Writer: Stan Sakai
Director: Amy Draper
Composer: Joji Hirota
Reviewer: Cavelle Leigh
Usagi Yojimbo sells itself as the alternative Christmas family show, set in 17thcentury Japan. Contrary to a fat and jolly Santa shimmying down chimneys bearing gifts for young children, it tells the tale of mean, lean fighting machine Usagi Yojimbo, keen to follow in his late fathers footsteps by becoming the ultimate samurai warrior. It is based on an internationally acclaimed comic book series by Stan Sakai), very popular among its loyal and somewhat niche following.
From his humble roots, Usagi (Jonathan Raggett) who one may have neglected to mention is a rabbit, goes on to become a protégé to the older though not necessarily wiser Sensai (Dai Tabuchi). Not so much his mentee as his slave, Usagi comes to resent his master, so much so that one day, despite himself, he defeats him in battle.
We see Usagi and his childhood friends Mariko (Haruka Kuroda) and Kenichi (Siu Hun Li) as they evolve from playmates to playdates, from friends to foes. Anime is appreciated because unlike much 2-D animation, it isn’t afraid of addressing adult themes, nor consequently does it wrap children in cotton-wool for longer than it perhaps should. It is admirable and desirable to protect a child’s innocence but not for so long that they can no longer deal with the too often harsh realities of life. However perhaps it is a little lenient to classify this somewhat violent production, its Samurai theme in particular, as suitable for ages 7+.
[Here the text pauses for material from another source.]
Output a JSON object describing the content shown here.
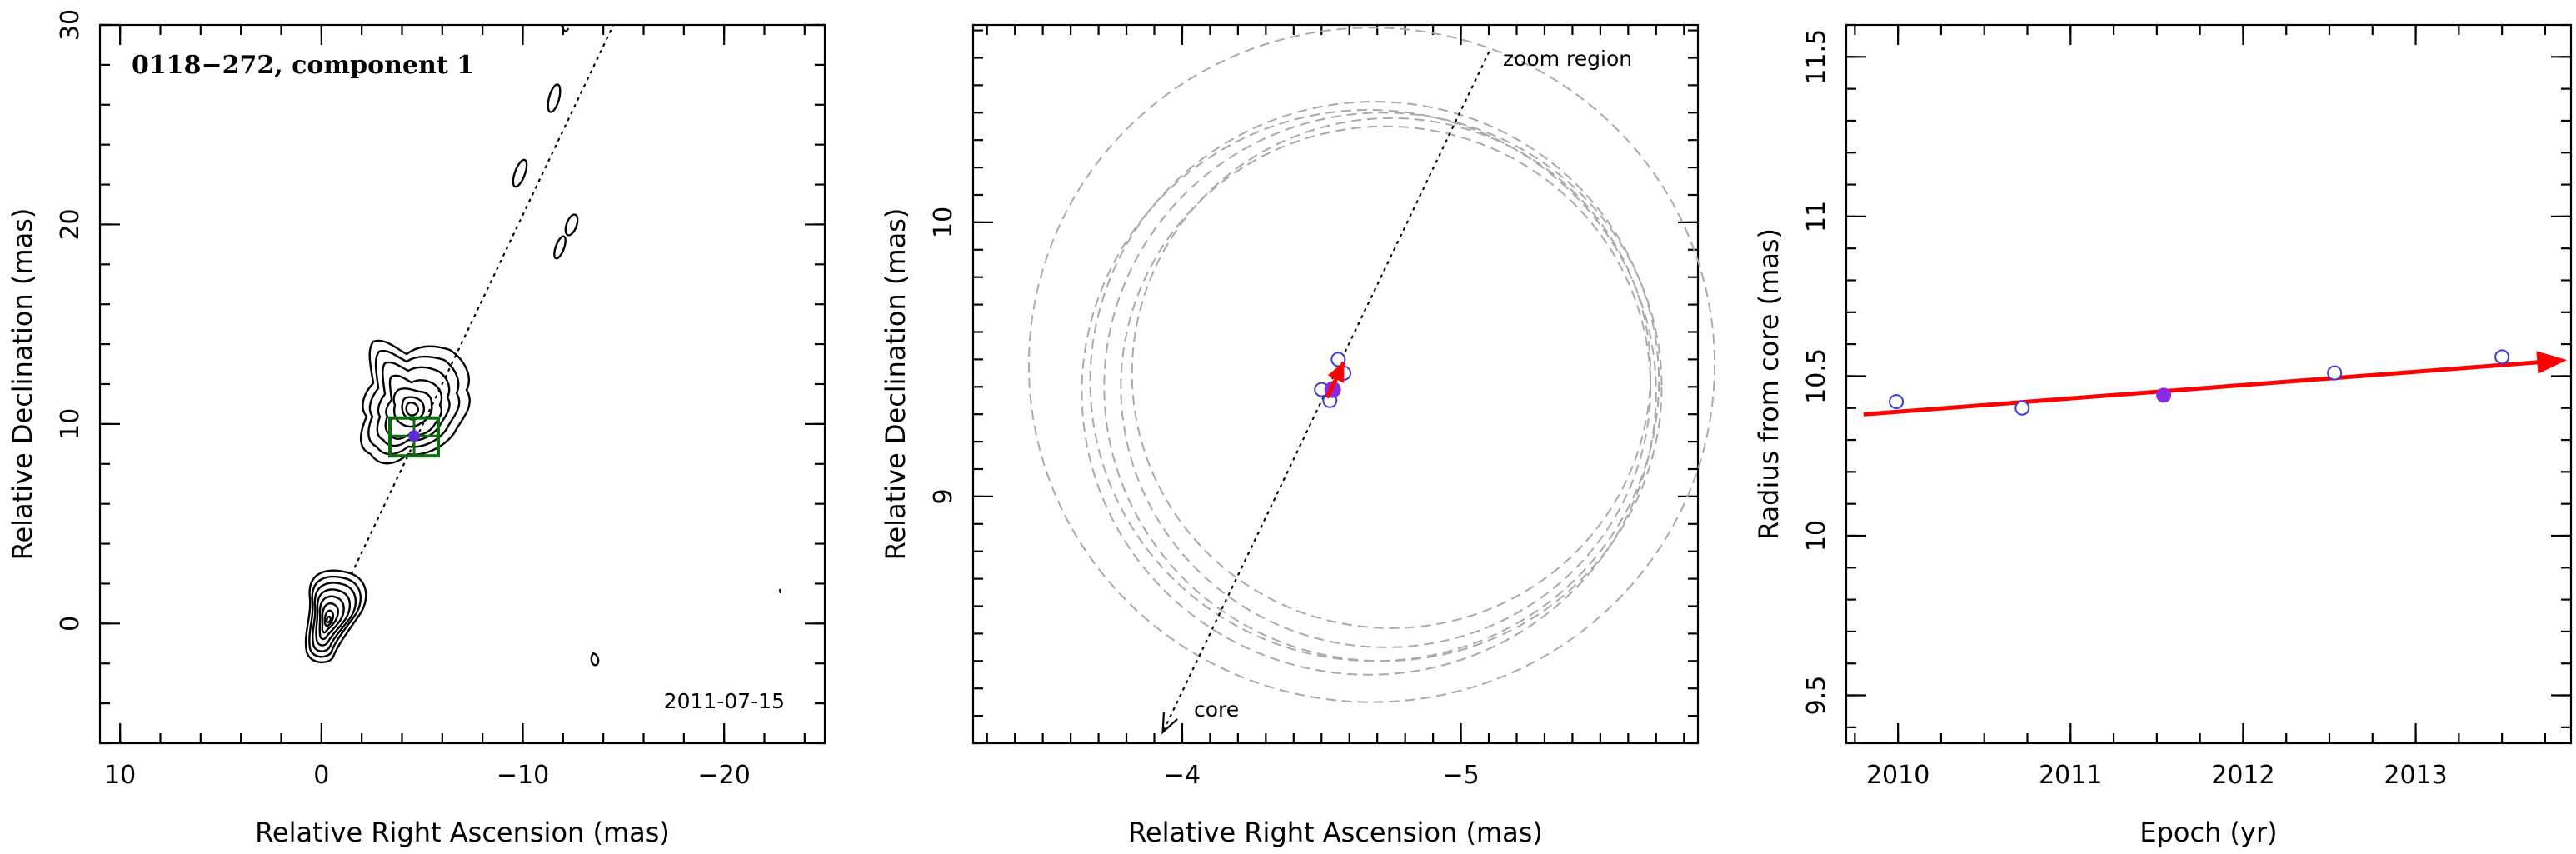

One assumed with a running time of 90 minutes, it would have a half way interval. Perhaps because of its young audience it didn’t, because once they stopped paying attention, they wouldn’t return. After all it was overly script heavy and visually mediocre for a show expected to sustain an entire family for an hour and a halfwithout a respite.
For those children with the attention span to see it through, some longer than the adults, a fable emerged. It showed that old friendships die hard, and that for some, more than accolade or glory, they really are worth fighting for. The story, and the moral to be garnered from it, is worth its salt but certainly a much shorter running time and more varied visuals are necessary. To its credit, the music was authentic and non-obtrusive composed by Joji Hirota, a native of Japan.
Challenging it must have been to adapt such a comic book for the stage, but bravely the creative team gave it a shot. However, it may have been better executed outside of the festive season, with an older target audience, shorter running time and much more enticing set and costume design.